Modalità risk-off sul mercato. Si chiude una settimana decisamente no per l’azionario, che dagli Stati Uniti passando per l’Europa fino all’Asia ha chiuso in territorio negativo. Tra i settori, il più colpito è il tecnologico, indebolito dalle ultime novità arrivate da Apple: le vendite dell’ultimo modello di iPhone sotto le attese hanno costretto la società a rivedere le stime per i prossimi mesi.

Il momento difficile del settore tecnologico ha avuto riflessi sulle Borse asiatiche. Su Tokyo ha pesato anche lo scivolone di Nissan, in scia allo scandalo Renault, che ha portato all’arresto del presidente Carlos Ghosn.

E lo spread prova a restringersi. Dopo le moderate aperture del Governo a ritoccare la manovra di bilancio e a dialogare con l’Unione Europea, anche la differenza di rendimento tra BTP e Bund si è ridotta venerdì, restando comunque sui 300 punti base.

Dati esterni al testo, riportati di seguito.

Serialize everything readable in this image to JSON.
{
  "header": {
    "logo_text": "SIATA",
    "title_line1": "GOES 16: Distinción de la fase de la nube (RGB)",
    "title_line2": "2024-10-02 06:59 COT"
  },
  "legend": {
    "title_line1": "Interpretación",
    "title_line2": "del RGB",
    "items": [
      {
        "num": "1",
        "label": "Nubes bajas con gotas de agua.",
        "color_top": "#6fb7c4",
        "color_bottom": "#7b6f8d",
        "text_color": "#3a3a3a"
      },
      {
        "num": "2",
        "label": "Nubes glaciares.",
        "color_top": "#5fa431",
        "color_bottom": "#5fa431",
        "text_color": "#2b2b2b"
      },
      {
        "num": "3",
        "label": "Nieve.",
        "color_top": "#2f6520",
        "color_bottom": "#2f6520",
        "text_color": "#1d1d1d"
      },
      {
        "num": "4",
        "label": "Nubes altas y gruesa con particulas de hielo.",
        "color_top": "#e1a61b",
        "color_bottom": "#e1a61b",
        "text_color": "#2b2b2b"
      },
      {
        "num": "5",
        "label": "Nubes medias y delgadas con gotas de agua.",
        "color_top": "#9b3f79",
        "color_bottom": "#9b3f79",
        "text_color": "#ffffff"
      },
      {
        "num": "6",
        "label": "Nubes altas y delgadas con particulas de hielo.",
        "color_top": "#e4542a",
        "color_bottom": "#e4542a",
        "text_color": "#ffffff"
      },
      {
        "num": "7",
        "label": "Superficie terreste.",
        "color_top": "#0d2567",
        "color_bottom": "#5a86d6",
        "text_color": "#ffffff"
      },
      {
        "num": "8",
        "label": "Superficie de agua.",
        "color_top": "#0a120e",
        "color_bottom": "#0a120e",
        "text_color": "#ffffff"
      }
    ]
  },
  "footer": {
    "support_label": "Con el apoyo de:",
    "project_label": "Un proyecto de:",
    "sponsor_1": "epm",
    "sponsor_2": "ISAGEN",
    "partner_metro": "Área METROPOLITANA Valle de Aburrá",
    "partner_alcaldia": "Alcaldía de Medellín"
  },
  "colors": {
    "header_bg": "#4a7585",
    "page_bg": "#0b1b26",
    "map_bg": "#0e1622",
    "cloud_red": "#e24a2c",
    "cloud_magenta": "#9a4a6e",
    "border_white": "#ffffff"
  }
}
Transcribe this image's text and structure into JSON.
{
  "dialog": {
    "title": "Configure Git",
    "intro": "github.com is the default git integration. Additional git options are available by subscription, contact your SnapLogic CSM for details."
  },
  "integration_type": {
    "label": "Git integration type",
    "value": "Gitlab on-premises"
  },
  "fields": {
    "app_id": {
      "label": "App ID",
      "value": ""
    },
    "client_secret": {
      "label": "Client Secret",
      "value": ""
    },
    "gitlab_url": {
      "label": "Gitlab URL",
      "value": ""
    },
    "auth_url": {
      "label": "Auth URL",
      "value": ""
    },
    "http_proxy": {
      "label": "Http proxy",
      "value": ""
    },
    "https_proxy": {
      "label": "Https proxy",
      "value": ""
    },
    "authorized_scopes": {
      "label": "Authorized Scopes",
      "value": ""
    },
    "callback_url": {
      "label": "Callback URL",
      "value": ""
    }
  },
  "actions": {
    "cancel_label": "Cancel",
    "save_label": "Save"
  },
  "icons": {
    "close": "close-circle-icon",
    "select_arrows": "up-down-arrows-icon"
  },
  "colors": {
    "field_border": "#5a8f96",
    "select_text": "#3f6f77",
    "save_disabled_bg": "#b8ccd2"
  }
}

Euro in flessione. Sul fronte valutario, l’euro si è deprezzato nel cambio con le principali valute anche a seguito dei dati sul PMI composito della zona euro, sceso a novembre più delle attese, a 52,4 punti (da 53,1). In Germania ha segnato un rallentamento portandosi ai minimi da quasi quattro anni.

 

 

Da segnare in agenda

Eurozona – Lunedì in agenda abbiamo l’indice IFO sulla fiducia delle aziende in Germania e il discorso del presidente della BCE Mario Draghi. Il 29 si conoscerà il dato sul PIL francese nel terzo trimestre. In Italia occhi puntati sulla fiducia nel manifatturiero (27 novembre).

Gran Bretagna – Lunedì 26 è in calendario il discorso del governatore BoE Mark Carney.

Stati Uniti – Martedì 27 novembre è atteso il rapporto sulla fiducia dei consumatori a novembre, cui seguiranno, il 28, la variazione trimestrale del Prodotto Interno Lordo nel terzo trimestre, le vendite di nuove abitazioni a ottobre e le scorte di petrolio greggio. Il 29 novembre verranno diffusi i verbali della riunione del FOMC.

Cina – Giovedì 29 fari puntati sull’indice dei direttori agli acquisti del settore manifatturiero e non manifatturiero a novembre.